Sicilian cuisine is different from mainland Italian cooking because of the extraordinary cultural layering discussed above. Over 2 millennia, Greek, Arab, Norman and North Africa influences have created a food culture entirely distinct from northern or central Italians traditions. Unlike mainland Italy’s butter and cream based cooking of the northern regions or the olive oil and tomato traditions of central Italy, Sicily combines Mediterranean ingredients with Arab influenced spices, North African techniques and Spanish style preparations. The end result is more aromatic and internationally influenced than any other region in Italy. It works. There is a powerful seafood tradition and the pasta and pasta sauces are distinctive. Plus, the wine culture is experiencing a renaissance and there are distinct regional differences within Sicily itself. Your menus are rather unpredictable. The local spices are magnificent. I will attempt to describe the essentials, admittedly in very broad strokes.

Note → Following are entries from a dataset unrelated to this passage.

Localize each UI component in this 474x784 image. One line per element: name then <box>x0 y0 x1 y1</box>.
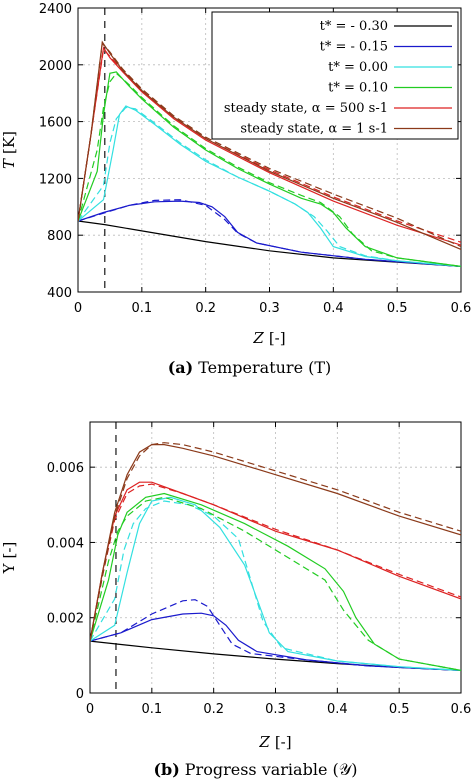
y-tick-label: 1200 <box>39 172 72 187</box>
series-line <box>78 40 461 250</box>
series-line <box>78 200 461 267</box>
x-tick-label: 0.4 <box>327 702 348 717</box>
y-tick-label: 2000 <box>39 59 72 74</box>
x-axis-variable: Z <box>252 329 264 347</box>
legend-label: t* = - 0.30 <box>320 19 388 34</box>
series-dashed-line <box>90 496 461 671</box>
series-line <box>78 46 461 246</box>
chart-temperature: 0 0.1 0.2 0.3 0.4 0.5 0.6 400 800 1200 1600 2000 240… <box>0 2 471 377</box>
y-tick-label: 1600 <box>39 116 72 131</box>
x-axis-unit: [-] <box>275 733 292 751</box>
legend-label: steady state, α = 500 s-1 <box>224 101 388 116</box>
y-axis-variable: Y <box>0 562 18 574</box>
figure-caption: (b) Progress variable (𝒴) <box>153 760 357 779</box>
x-tick-label: 0.1 <box>131 301 152 316</box>
x-tick-label: 0.6 <box>451 702 472 717</box>
x-tick-label: 0.3 <box>259 301 280 316</box>
x-axis-title: Z [-] <box>252 329 285 347</box>
y-tick-label: 0.004 <box>47 536 84 551</box>
y-axis-title: T [K] <box>0 131 18 169</box>
series-dashed-line <box>78 72 461 267</box>
legend-item: steady state, α = 500 s-1 <box>224 101 452 116</box>
x-tick-label: 0.6 <box>451 301 472 316</box>
x-tick-label: 0.5 <box>389 702 410 717</box>
y-tick-label: 0 <box>76 687 84 702</box>
x-tick-label: 0.2 <box>203 702 224 717</box>
series-line <box>78 105 461 267</box>
legend-item: t* = - 0.30 <box>320 19 452 34</box>
x-tick-label: 0.5 <box>387 301 408 316</box>
caption-tag: (b) <box>153 760 179 779</box>
series-line <box>90 640 461 671</box>
caption-text: Progress variable (𝒴) <box>185 760 358 779</box>
legend-box <box>211 11 459 140</box>
y-axis-unit: [-] <box>0 542 18 559</box>
x-tick-label: 0.3 <box>265 702 286 717</box>
series-line <box>90 612 461 671</box>
series-line <box>90 444 461 642</box>
caption-tag: (a) <box>168 358 194 377</box>
legend-label: t* = 0.00 <box>328 60 388 75</box>
legend-label: t* = - 0.15 <box>320 40 388 55</box>
x-axis-variable: Z <box>258 733 270 751</box>
series-dashed-line <box>90 500 461 671</box>
figure-caption: (a) Temperature (T) <box>168 358 332 377</box>
series-line <box>78 220 461 267</box>
x-tick-label: 0.1 <box>141 702 162 717</box>
x-axis-title: Z [-] <box>258 733 291 751</box>
legend-item: steady state, α = 1 s-1 <box>240 122 452 137</box>
y-tick-label: 400 <box>47 286 72 301</box>
x-axis-unit: [-] <box>269 329 286 347</box>
legend-label: t* = 0.10 <box>328 81 388 96</box>
curves <box>90 422 461 693</box>
y-axis-title: Y [-] <box>0 542 18 575</box>
series-dashed-line <box>78 106 461 267</box>
series-line <box>78 71 461 267</box>
x-tick-label: 0 <box>74 301 82 316</box>
x-tick-label: 0.4 <box>323 301 344 316</box>
series-line <box>90 496 461 671</box>
y-tick-label: 2400 <box>39 2 72 17</box>
x-tick-label: 0.2 <box>195 301 216 316</box>
y-tick-label: 0.006 <box>47 461 84 476</box>
legend-item: t* = - 0.15 <box>320 40 452 55</box>
series-line <box>90 481 461 642</box>
x-tick-label: 0 <box>86 702 94 717</box>
series-dashed-line <box>90 442 461 642</box>
legend-label: steady state, α = 1 s-1 <box>240 122 388 137</box>
curves <box>78 8 461 292</box>
y-tick-label: 800 <box>47 229 72 244</box>
caption-text: Temperature (T) <box>198 358 331 377</box>
legend-item: t* = 0.10 <box>328 81 452 96</box>
y-axis-variable: T <box>0 158 18 169</box>
legend: t* = - 0.30 t* = - 0.15 t* = 0.00 t* = 0.10… <box>211 11 459 140</box>
y-tick-label: 0.002 <box>47 612 84 627</box>
y-axis-unit: [K] <box>0 131 18 154</box>
series-line <box>90 492 461 671</box>
legend-item: t* = 0.00 <box>328 60 452 75</box>
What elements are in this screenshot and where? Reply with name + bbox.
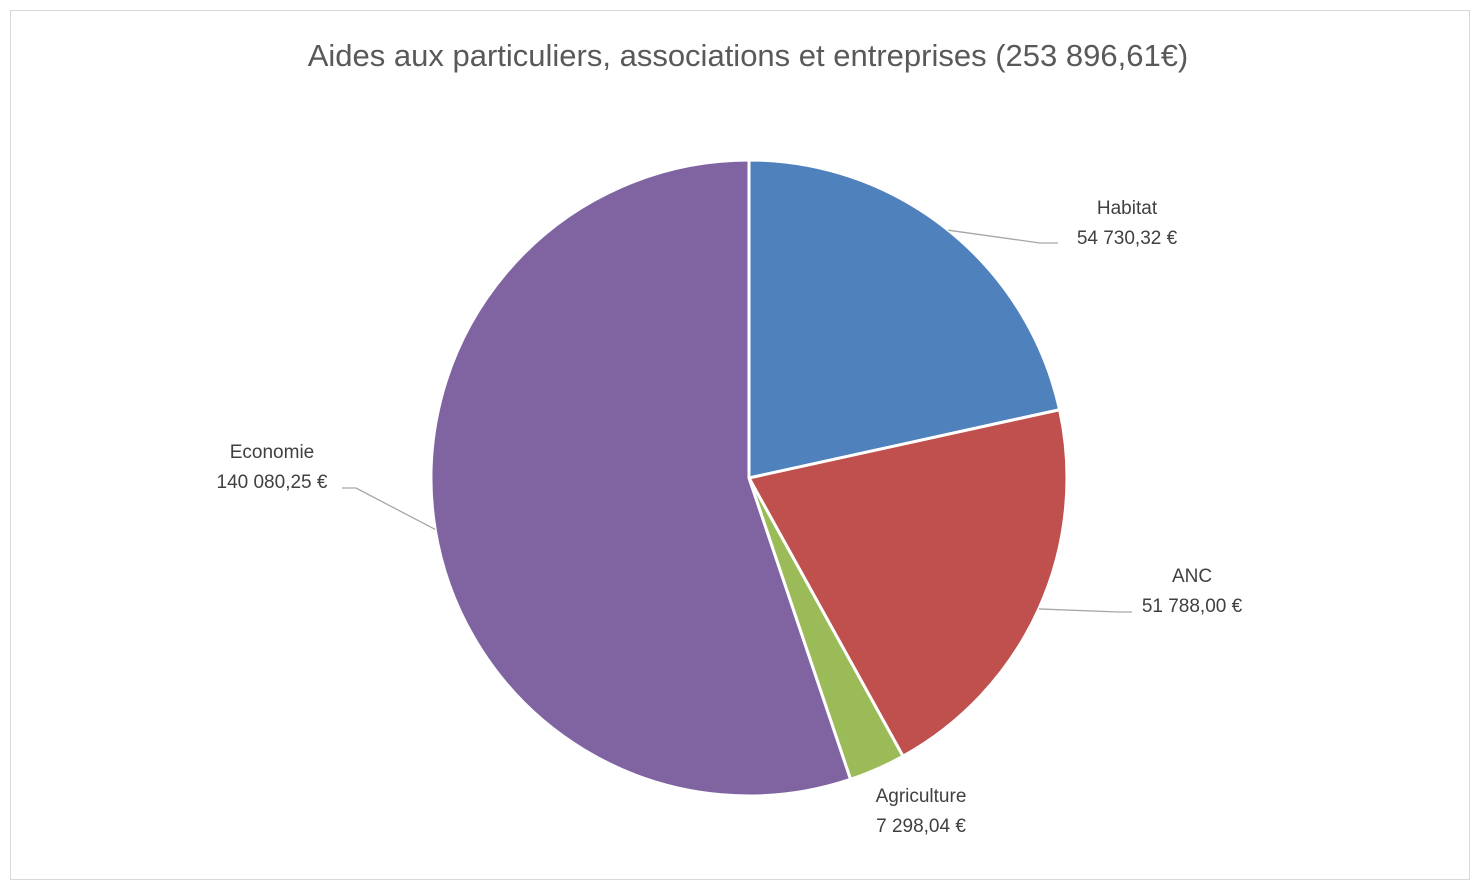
slice-label-habitat: Habitat (1097, 198, 1158, 219)
slice-label-agriculture: Agriculture (876, 786, 967, 807)
chart-title: Aides aux particuliers, associations et … (308, 38, 1189, 73)
leader-line-economie (342, 487, 436, 531)
leader-line-anc (1038, 608, 1132, 613)
pie-slices (429, 158, 1069, 798)
slice-label-anc: ANC (1172, 566, 1212, 587)
pie-slice-habitat (747, 158, 1062, 480)
slice-label-economie: Economie (230, 442, 315, 463)
leader-line-habitat (948, 229, 1058, 244)
data-labels: Habitat 54 730,32 € ANC 51 788,00 € Agricult… (217, 198, 1243, 837)
slice-value-anc: 51 788,00 € (1142, 596, 1243, 617)
slice-value-economie: 140 080,25 € (217, 472, 328, 493)
slice-value-habitat: 54 730,32 € (1077, 228, 1178, 249)
slice-value-agriculture: 7 298,04 € (876, 816, 966, 837)
leader-lines (342, 229, 1132, 613)
pie-slice-economie (429, 158, 853, 798)
pie-slice-anc (746, 407, 1069, 759)
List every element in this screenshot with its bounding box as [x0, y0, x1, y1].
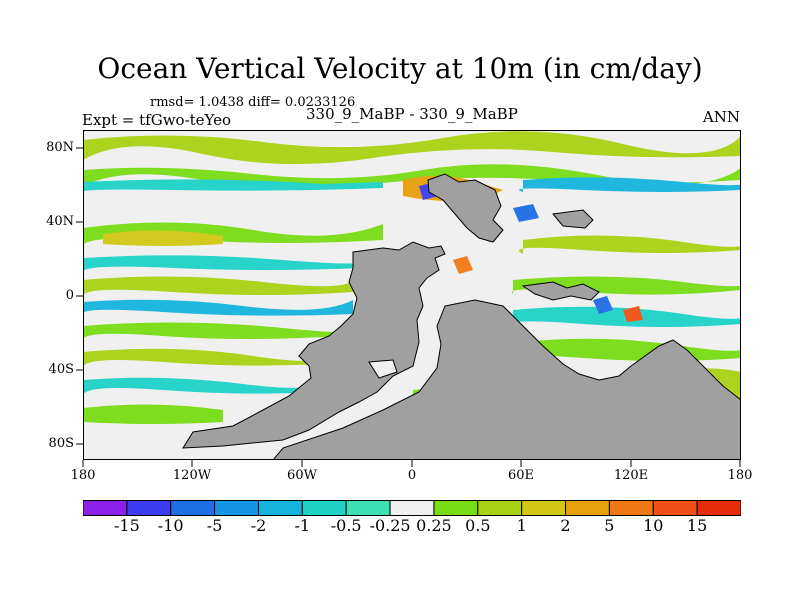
lat-label-80s: 80S	[48, 436, 74, 451]
colorbar-swatch	[170, 500, 216, 516]
map-panel	[83, 130, 741, 460]
colorbar	[83, 500, 741, 516]
colorbar-level-label: -5	[206, 516, 223, 535]
colorbar-level-label: -0.25	[369, 516, 411, 535]
island-northeast	[552, 209, 594, 229]
lon-label-180e: 180	[727, 468, 753, 483]
colorbar-swatch	[214, 500, 259, 516]
colorbar-swatch	[83, 500, 128, 516]
plot-title: Ocean Vertical Velocity at 10m (in cm/da…	[97, 52, 703, 85]
lon-label-180w: 180	[70, 468, 96, 483]
colorbar-swatch	[521, 500, 567, 516]
lat-label-40s: 40S	[48, 362, 74, 377]
colorbar-swatch	[301, 500, 347, 516]
colorbar-swatch	[433, 500, 479, 516]
map-border	[83, 130, 741, 460]
colorbar-swatch	[345, 500, 391, 516]
colorbar-level-label: 1	[516, 516, 527, 535]
island-east	[521, 281, 600, 301]
colorbar-swatch	[565, 500, 610, 516]
experiment-label: Expt = tfGwo-teYeo	[82, 111, 232, 129]
colorbar-level-label: 10	[643, 516, 664, 535]
lon-label-120w: 120W	[172, 468, 212, 483]
colorbar-swatch	[608, 500, 654, 516]
colorbar-swatch	[126, 500, 172, 516]
season-label: ANN	[702, 108, 740, 126]
colorbar-level-label: 0.25	[416, 516, 452, 535]
colorbar-level-label: 2	[560, 516, 571, 535]
lon-label-120e: 120E	[613, 468, 649, 483]
colorbar-level-label: -1	[294, 516, 311, 535]
colorbar-level-label: -15	[114, 516, 140, 535]
colorbar-swatch	[696, 500, 741, 516]
case-subtitle: 330_9_MaBP - 330_9_MaBP	[306, 105, 518, 123]
southern-lake	[368, 359, 398, 379]
rmsd-stats: rmsd= 1.0438 diff= 0.0233126	[150, 95, 356, 110]
lon-label-60w: 60W	[287, 468, 317, 483]
colorbar-level-label: 15	[686, 516, 708, 535]
lon-label-0: 0	[407, 468, 417, 483]
colorbar-level-label: 0.5	[465, 516, 491, 535]
colorbar-level-label: -10	[157, 516, 184, 535]
lat-label-0: 0	[65, 288, 74, 303]
continent-northern	[427, 173, 504, 243]
lon-label-60e: 60E	[507, 468, 535, 483]
colorbar-swatch	[477, 500, 523, 516]
colorbar-swatch	[652, 500, 698, 516]
colorbar-level-label: -0.5	[330, 516, 362, 535]
land-masses	[182, 173, 741, 460]
colorbar-level-label: -2	[250, 516, 267, 535]
colorbar-swatch	[257, 500, 303, 516]
continent-central	[182, 241, 446, 449]
colorbar-swatch	[389, 500, 435, 516]
lat-label-40n: 40N	[46, 214, 74, 229]
lat-label-80n: 80N	[46, 140, 74, 155]
continent-africa-like	[272, 299, 741, 460]
colorbar-level-label: 5	[604, 516, 615, 535]
axis-ticks	[76, 147, 741, 467]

Sicilian seafood culture is unparalleled in Italy. Key preparations are grilled, rolled or stuffed swordfish; tuna prepared in dozens of ways; sardines often accompanied by fennel or pine nuts; sea urchins; anchovies both fried and preserved and couscous with fish showing the North African influence. The distinctive pastas are Pasta Alla Norma with eggplant, tomato, basil and ricotta; Pasta con le Saree with sardines, raisins, pine nuts and fennel; Pasta con Ricci with sea urchins; Pesto Trapanese with tomato, basil, garlic, almonds and pecorino cheese (my favourite!) Other noteworthy menu regulars are Caponata- a sweet and sour eggplant creation and Arancini-stuffed and irregularly shaped rice balls. The essential spices are pistachios, almonds, pine nuts, fennel, capers, sea salt, saffron, wild oregano, mint, orange and lemon zest. The olive oils are spicy and have kick. Palermo is more Arab influenced and offers more meat based dishes. It is also a street food lovers heaven with panel, crocche and sfincione. Ortigia is more seafood focused with Greek influences in presentation and combinations. They are also famous for granita and brioche based breakfast culture. It actually presents a more complex culinary profile than mainland Italy and I LOVE all mainland regional cuisines. The spice usage makes dishes more complex. There is extensive use of nuts and sweet and sour flavour profiles are common. The bread is focaccia style and the cheese traditions are distinct (pecorino siciliano and ricotta applications.) I also appreciated the rather simple dessert offerings- cannoli, cassata and granita.
Overall, the Sicilian food culture is fascinating. The cuisine reflects Sicily’s position as the Mediterranean crossroads- it manages to be Italian while completely doing its own thing. The food journey alone makes a visit to Sicily worthwhile, particularly if you are an aspiring foodie.